The method of initial rates is flexible — it does not require any reactant to be in large excess, but it does require that we can measure the rate at the very start of the reaction. For very fast reactions (timescales of microseconds or less), this may be experimentally difficult or impossible, and one of the other methods may be more practical.
You should be able to: Use the method of initial rates to determine reaction orders, either by comparing pairs of experiments (the ratio method) or by plotting \(\ln\nu_0\) versus \(\ln[\mathrm{A}]_0\).
3.5 Key Concepts
- The integral method tests candidate rate laws by plotting concentration–time data in different linear forms. A straight line confirms the proposed order; a curve rules it out. The slope gives the rate constant.
- Exponential decay (first-order kinetics) has a unique signature: the concentration decreases by the same fraction in equal time intervals. This follows because the ratio \([\mathrm{A}]_{t+\Delta t}/[\mathrm{A}]_t = \mathrm{e}^{-k\Delta t}\) depends only on \(k\) and \(\Delta t\), not on the concentration itself.
- The half-life for a first-order reaction is \(t_{1/2} = \ln 2/k\), independent of initial concentration. Constant proportional change over equal time intervals is diagnostic of first-order kinetics.
- The isolation method simplifies multi-reactant kinetics by using one reactant in large excess, reducing the rate law to a pseudo-order form in the remaining reactant. This works because the excess reactant is consumed in negligible proportion during the reaction.
- Repeating isolation experiments at different excess concentrations and plotting \(\ln k'\) versus \(\ln[\mathrm{B}]_0\) determines both the partial order \(\beta\) and the true rate constant \(k\).

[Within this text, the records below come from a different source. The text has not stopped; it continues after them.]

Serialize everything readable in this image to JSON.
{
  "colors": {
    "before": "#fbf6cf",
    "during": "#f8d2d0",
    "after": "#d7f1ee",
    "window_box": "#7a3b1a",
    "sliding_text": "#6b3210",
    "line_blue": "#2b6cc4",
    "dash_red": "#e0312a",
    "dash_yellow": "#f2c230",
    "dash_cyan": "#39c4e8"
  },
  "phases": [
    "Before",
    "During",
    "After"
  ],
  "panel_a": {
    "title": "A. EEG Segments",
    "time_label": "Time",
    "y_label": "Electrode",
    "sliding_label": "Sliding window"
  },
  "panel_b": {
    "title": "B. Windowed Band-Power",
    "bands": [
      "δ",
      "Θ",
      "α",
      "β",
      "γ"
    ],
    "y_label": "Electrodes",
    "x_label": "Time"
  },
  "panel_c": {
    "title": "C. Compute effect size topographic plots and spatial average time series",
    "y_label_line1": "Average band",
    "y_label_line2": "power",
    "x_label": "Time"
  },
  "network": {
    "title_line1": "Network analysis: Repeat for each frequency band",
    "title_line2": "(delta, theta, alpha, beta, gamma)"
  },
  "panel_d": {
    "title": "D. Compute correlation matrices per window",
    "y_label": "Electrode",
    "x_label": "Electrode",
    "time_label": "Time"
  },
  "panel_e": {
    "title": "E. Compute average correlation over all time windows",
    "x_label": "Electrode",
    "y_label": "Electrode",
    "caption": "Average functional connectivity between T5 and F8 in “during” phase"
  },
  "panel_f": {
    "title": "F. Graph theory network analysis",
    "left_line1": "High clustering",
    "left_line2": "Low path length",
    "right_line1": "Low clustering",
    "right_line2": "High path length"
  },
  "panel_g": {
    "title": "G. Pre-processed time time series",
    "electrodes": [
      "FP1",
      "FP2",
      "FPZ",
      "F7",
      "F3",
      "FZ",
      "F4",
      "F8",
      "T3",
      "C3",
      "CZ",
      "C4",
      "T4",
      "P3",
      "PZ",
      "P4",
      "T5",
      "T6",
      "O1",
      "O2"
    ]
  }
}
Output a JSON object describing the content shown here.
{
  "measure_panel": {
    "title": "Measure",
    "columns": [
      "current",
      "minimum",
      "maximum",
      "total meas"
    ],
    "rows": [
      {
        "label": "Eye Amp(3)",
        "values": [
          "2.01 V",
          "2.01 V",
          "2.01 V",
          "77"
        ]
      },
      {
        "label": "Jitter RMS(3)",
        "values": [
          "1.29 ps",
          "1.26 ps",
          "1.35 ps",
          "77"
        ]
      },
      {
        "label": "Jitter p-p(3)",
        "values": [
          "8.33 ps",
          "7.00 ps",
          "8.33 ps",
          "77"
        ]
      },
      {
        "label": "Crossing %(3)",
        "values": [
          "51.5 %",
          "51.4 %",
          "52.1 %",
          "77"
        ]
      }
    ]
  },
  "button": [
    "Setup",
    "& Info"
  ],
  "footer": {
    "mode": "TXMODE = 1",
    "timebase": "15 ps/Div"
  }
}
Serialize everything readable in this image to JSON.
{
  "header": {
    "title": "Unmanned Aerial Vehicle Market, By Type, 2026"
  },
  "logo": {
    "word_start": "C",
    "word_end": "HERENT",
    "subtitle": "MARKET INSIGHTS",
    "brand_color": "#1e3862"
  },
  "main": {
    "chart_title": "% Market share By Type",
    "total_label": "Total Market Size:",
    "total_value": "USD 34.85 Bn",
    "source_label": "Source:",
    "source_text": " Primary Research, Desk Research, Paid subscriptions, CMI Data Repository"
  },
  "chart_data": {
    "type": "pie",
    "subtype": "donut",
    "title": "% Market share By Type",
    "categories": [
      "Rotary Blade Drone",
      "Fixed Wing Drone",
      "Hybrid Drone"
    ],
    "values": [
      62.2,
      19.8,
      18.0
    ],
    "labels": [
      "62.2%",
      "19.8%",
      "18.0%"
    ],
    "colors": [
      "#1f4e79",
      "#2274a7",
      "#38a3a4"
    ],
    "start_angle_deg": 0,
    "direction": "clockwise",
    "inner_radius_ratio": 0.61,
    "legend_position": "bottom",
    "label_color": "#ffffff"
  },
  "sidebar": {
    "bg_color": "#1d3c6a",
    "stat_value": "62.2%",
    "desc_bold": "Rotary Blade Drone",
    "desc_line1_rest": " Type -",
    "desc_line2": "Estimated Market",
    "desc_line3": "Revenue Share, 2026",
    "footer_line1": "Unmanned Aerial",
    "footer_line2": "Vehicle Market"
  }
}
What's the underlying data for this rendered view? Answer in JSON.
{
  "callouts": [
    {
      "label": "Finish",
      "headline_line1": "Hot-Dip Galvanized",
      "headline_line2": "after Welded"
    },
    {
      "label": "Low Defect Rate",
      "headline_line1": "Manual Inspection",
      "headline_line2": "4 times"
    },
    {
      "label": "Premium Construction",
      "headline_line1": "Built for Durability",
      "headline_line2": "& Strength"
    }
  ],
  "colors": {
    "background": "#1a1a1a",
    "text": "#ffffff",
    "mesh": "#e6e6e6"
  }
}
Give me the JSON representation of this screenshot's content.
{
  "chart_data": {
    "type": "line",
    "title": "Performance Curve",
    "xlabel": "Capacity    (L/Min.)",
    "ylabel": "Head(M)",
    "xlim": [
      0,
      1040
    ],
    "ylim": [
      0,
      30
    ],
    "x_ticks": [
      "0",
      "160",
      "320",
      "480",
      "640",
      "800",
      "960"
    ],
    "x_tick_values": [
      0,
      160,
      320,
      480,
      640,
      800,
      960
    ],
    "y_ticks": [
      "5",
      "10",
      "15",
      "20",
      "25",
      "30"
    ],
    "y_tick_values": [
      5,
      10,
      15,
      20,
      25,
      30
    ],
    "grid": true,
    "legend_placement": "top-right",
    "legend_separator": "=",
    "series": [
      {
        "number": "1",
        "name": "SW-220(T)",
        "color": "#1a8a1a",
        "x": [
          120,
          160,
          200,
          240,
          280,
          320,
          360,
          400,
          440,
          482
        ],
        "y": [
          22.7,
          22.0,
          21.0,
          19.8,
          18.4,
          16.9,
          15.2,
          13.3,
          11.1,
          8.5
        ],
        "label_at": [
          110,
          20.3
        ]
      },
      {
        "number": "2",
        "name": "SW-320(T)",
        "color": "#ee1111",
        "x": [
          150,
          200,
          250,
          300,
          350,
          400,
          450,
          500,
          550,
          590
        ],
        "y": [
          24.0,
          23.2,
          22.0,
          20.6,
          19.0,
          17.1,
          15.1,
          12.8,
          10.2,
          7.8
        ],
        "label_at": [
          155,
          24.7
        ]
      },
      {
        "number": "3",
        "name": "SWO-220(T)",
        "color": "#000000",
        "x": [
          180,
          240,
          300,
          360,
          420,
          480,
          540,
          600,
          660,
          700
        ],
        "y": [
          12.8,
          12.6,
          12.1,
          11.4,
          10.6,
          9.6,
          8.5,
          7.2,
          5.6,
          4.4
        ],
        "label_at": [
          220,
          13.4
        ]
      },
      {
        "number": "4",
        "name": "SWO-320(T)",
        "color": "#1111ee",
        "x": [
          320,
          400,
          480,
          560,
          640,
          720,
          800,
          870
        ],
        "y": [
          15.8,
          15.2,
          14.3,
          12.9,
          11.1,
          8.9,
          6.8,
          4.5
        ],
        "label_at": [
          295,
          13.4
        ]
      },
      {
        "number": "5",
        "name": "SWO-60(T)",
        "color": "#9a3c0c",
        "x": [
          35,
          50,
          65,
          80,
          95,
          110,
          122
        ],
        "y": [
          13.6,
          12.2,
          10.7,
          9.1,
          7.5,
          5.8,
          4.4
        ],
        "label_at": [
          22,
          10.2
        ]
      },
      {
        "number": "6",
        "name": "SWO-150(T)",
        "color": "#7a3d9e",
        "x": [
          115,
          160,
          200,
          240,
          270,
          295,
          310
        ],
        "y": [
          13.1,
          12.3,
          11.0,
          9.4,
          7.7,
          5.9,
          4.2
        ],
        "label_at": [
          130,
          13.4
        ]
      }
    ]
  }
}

- The method of initial rates determines reaction orders by measuring \(\nu_0\) at different starting concentrations. Orders can be found by comparing pairs of experiments (the ratio method) or by plotting \(\ln\nu_0\) versus \(\ln[\mathrm{A}]_0\) (at constant \([\mathrm{B}]_0\)) and reading the slope.
- All four methods rest on the same principle: change one variable at a time. The integral and half-life methods apply to single-reactant systems. For multi-reactant systems, the isolation method achieves single-variable behaviour by flooding with excess, while the method of initial rates achieves it by experimental design.
- Determining the rate law is not an end in itself. Different mechanisms predict different rate laws, so an experimentally determined rate law constrains which mechanisms are consistent with the data — connecting macroscopic measurements to molecular-level understanding.